The third option is with RTGC. Most of the conventional container terminal is operated with RTGC. The RTGC is now available up to 7 rows + truck lane. The only drawback is the gantry speed cannot match with CRMGC and ASC. Earlier RTGC was powered by onboard diesel engine but now days RTGC is available with lots of option for Yard power system (such as Low or High BUS BAR system, cable reel system, energy chain system etc). There are also options available for auto steering system. As there is dedicated truck lane for RTGC, Automatic operation is just like same as CRMGC. The only difference is communication system. The CRMGC is generally designed with fiber optic cable for control and communication purposes whereas RTGC is designed with high speed wireless system.
The ASC is costing about $2.6 million/ unit; The CRMGC costs about $2.9 million/unit whereas E-RTGC cost $1.5 million/unit. The civil cost of ASC and CRMGC is also more due to rail system. Therefore lower capital cost is with E-RTGC system.
The operative cost, considering ERTGC & chassis operation is about US $ 9/box. Whereas CRMGC & Chassis operation put together may be considered as $9.5/box. The ASC + AGV combination operating cost considered as $8/box.

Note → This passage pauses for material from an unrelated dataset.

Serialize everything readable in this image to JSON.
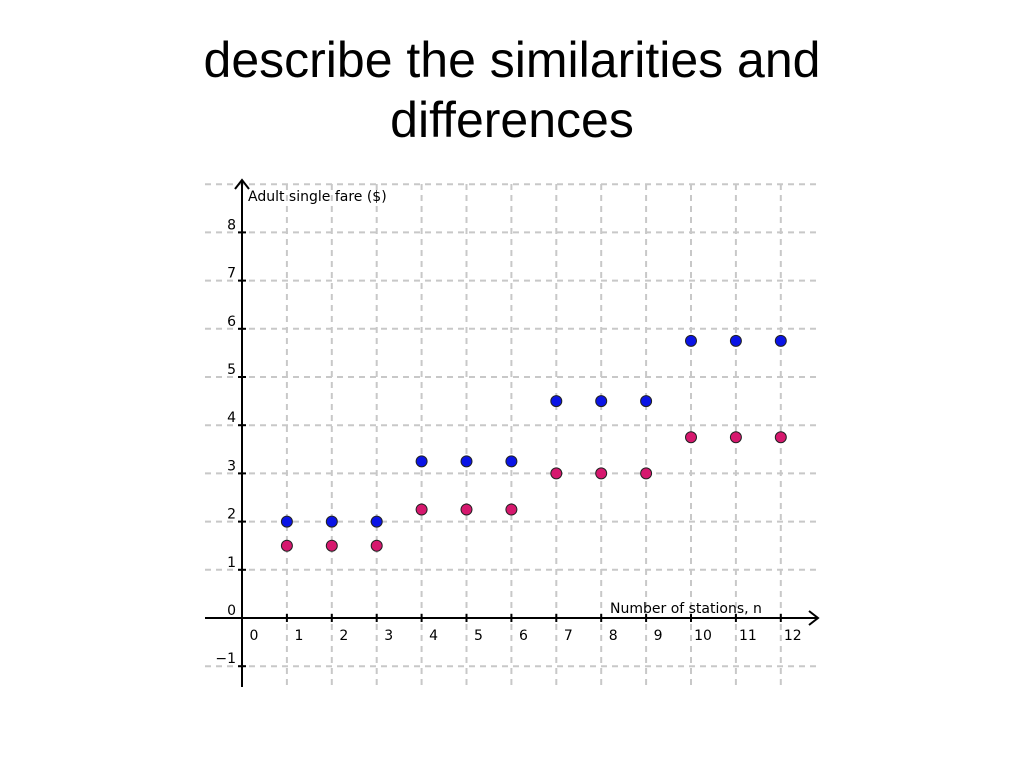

The Terminal yard layout planning shall confirm the total numbers of the equipment requirement. The ERTGC layout requires more land and more number of units than ASC and CRMGC. One such analysis is showing that about 25 per cent more units are required than that of ASC and C-RMGC for same Terminal capacity. Therefore virtual E-RTGC costing is $1.875 million/unit while comparing cost of ASC and C-RMGC.
To make the yard automated with E-RTGC option using Tractor chassis system as suggested above. The ERTGC shall be automatically operated and only remote operation is with interface of the tractor chassis. By this we can optimized about 65 per cent of the E-RTGC operators. Operational Reliability and operational efficiency is also increased as manually data entry is eliminated. The capital cost of E-RTGC may be increased to $1.9 million/unit and virtually cost $2.35 million/unit.
Gate operations: Automated gate operation ensures high security and access control along with high speed processing of container. There are established solution providers available in the market and system reliability as good as 98 per cent. Most of the OCR portals can satisfactory work up to maximum speed of chassis as 10 m/s which is equivalent to 36 km/hr. Most of the Terminal has chassis speed restriction 30 to 40 km/hr. inside the gate. The Gate automation increases the process efficiency with fewer system operators. Terminal has to invest for gate automation system.
India needs a customized automated container terminal system. Sea side requires up-gradation of conventional operation. Horizontal transportation based on the terminal size shall use tractor chassis with option to have LNG/CNG fuel and incorporated with GNSS system. Terminal size up to 2 million teus per annum; RTGC with yard power system, automatic yard is to be right choice. The gate system must be automatic.